Germany's largest airline, Lufthansa, expects to take on 1.7 billion euros (nearly $2 billion) in additional fuel costs this year, as the Middle East conflict poses "enormous challenges."
In its first-quarter earnings published Wednesday, the airline said it had hedged 80% of its jet fuel. It expects to take on additional costs of 1.7 billion euros in 2026, which it plans to offset via cost-saving measures and increased revenue from ticket sales.
Lufthansa reported its first-quarter adjusted EBIT or operating loss was 612 million euros, while revenue rose to 8.7 billion euros ($10.2 billion), up 8% from 8.1 billion euros in the first quarter last year. Net income came in at 665 million euros, compared with 885 million euros in the prior year.
"In the first quarter, we significantly improved on the previous year's financial results," Lufthansa's CEO Carsten Spohr said. "But the ongoing crisis in the Middle East, combined with rising fuel costs and operational constraints, poses enormous challenges for the world as a whole, for global air travel, and for our company as well. However, we are resilient in our ability to absorb these impacts."
Europe is facing a jet fuel crunch because of the ongoing blockade of the Strait of Hormuz. The International Energy Agency's chief, Fatih Birol, warned last month that the continent is weeks away from running out of supply.
Jet fuel prices had surged 103% by the end of March compared to the month prior, according to the International Air Transport Association.
Lufthansa has already cut 20,000 short-haul flights in an effort to save 40,000 metric tons of jet fuel and eliminate unprofitable flights.
Meanwhile, other European airlines have also taken a hit from surging fuel costs. British carrier EasyJet reported that it took on £25 million ($34 million) in additional fuel costs in March, with a headline loss before tax between  £540 million and £560 million for the six months to March 31.
The budget airline said customers are leaving it later to book tickets, with bookings weaker for the rest of the year compared with last year. EasyJet has also hedged 70% of its summer fuel, leaving the remaining 30% vulnerable to volatile fuel prices.

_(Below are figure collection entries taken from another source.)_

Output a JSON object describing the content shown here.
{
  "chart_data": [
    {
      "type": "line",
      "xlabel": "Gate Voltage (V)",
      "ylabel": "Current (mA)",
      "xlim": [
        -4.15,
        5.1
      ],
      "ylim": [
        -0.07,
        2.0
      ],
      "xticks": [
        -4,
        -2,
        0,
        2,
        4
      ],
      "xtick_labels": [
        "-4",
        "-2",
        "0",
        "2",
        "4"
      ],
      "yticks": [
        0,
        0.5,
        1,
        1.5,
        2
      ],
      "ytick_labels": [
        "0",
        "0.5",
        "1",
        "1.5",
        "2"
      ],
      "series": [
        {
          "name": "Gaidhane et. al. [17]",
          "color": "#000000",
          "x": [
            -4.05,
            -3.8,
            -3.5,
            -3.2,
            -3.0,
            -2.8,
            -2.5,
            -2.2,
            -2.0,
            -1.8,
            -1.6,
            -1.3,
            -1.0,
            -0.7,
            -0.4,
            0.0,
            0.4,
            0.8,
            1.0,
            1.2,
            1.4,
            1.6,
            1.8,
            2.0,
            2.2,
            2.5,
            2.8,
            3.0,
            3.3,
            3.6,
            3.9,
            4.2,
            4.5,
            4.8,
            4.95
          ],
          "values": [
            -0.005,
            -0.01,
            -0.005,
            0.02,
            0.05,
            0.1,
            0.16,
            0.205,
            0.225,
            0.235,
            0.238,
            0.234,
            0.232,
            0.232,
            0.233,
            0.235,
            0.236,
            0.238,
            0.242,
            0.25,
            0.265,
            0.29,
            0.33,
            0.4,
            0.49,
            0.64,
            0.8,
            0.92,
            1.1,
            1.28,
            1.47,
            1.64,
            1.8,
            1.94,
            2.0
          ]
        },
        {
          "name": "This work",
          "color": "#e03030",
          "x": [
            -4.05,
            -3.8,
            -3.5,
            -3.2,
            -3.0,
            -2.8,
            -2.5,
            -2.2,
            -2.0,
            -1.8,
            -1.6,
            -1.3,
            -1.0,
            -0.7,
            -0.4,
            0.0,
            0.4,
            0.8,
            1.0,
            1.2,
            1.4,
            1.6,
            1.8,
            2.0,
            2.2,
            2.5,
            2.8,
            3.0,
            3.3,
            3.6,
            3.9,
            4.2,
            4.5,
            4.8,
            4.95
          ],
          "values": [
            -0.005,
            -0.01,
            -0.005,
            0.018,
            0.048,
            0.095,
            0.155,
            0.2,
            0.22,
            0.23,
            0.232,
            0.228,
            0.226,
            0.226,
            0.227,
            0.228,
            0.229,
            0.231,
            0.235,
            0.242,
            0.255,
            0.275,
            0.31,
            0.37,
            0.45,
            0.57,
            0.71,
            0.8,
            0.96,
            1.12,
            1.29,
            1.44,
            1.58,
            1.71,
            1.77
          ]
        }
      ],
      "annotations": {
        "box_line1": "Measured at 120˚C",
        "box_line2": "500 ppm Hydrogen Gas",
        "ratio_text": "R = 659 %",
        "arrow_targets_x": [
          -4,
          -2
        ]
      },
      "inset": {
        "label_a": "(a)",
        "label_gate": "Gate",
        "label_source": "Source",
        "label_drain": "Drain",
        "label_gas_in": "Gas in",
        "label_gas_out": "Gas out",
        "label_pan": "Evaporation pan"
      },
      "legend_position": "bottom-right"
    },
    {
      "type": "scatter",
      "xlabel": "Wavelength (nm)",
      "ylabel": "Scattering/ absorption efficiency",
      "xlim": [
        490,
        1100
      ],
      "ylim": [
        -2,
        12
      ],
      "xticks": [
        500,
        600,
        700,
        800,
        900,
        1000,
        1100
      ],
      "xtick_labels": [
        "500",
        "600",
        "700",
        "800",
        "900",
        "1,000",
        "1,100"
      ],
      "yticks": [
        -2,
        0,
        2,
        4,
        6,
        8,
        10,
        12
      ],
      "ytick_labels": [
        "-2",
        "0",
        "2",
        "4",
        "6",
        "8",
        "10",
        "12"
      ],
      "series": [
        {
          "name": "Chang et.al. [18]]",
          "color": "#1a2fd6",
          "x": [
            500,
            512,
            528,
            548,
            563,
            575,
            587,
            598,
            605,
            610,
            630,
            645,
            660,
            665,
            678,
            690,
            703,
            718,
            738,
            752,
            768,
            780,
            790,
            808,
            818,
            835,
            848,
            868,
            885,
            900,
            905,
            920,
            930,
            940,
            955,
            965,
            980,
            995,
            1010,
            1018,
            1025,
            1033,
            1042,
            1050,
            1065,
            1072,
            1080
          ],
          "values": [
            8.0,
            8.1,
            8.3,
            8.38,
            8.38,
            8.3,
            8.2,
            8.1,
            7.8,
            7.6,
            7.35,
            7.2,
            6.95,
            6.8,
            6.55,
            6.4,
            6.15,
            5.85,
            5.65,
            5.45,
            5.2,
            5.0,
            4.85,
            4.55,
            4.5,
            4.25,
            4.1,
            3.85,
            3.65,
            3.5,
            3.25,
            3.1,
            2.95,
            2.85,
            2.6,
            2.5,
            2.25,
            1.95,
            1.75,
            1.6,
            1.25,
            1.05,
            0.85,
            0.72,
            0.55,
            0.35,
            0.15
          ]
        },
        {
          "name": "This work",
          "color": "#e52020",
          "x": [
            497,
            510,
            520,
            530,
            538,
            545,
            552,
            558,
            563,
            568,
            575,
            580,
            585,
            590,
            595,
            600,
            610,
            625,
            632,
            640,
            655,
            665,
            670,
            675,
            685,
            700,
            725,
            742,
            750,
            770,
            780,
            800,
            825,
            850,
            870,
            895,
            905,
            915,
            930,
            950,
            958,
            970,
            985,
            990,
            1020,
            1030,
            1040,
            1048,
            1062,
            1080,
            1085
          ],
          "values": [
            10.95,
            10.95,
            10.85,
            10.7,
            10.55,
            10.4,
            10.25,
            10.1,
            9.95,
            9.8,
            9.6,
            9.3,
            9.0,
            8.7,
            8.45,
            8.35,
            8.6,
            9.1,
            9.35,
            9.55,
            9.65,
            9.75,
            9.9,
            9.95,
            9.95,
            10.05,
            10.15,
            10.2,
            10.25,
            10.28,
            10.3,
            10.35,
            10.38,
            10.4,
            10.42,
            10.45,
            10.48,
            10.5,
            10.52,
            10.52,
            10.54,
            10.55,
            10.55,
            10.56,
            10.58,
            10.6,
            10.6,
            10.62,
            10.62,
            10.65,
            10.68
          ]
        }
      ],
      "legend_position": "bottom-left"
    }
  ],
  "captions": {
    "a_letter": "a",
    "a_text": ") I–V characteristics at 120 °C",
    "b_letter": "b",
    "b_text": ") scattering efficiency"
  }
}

The IEA's Birol flagged that, as peak travel season approached, demand for jet fuel would be 40% higher than in March. Middle East refineries provide around 75% of Europe's jet fuel.
"The rest is coming from some big Asian countries that have now export restrictions, and Europe is now trying to get it from the U.S. and Nigeria. If we are not able to get in Europe, additional imports from the countries now, we will be in difficulties," Birol said.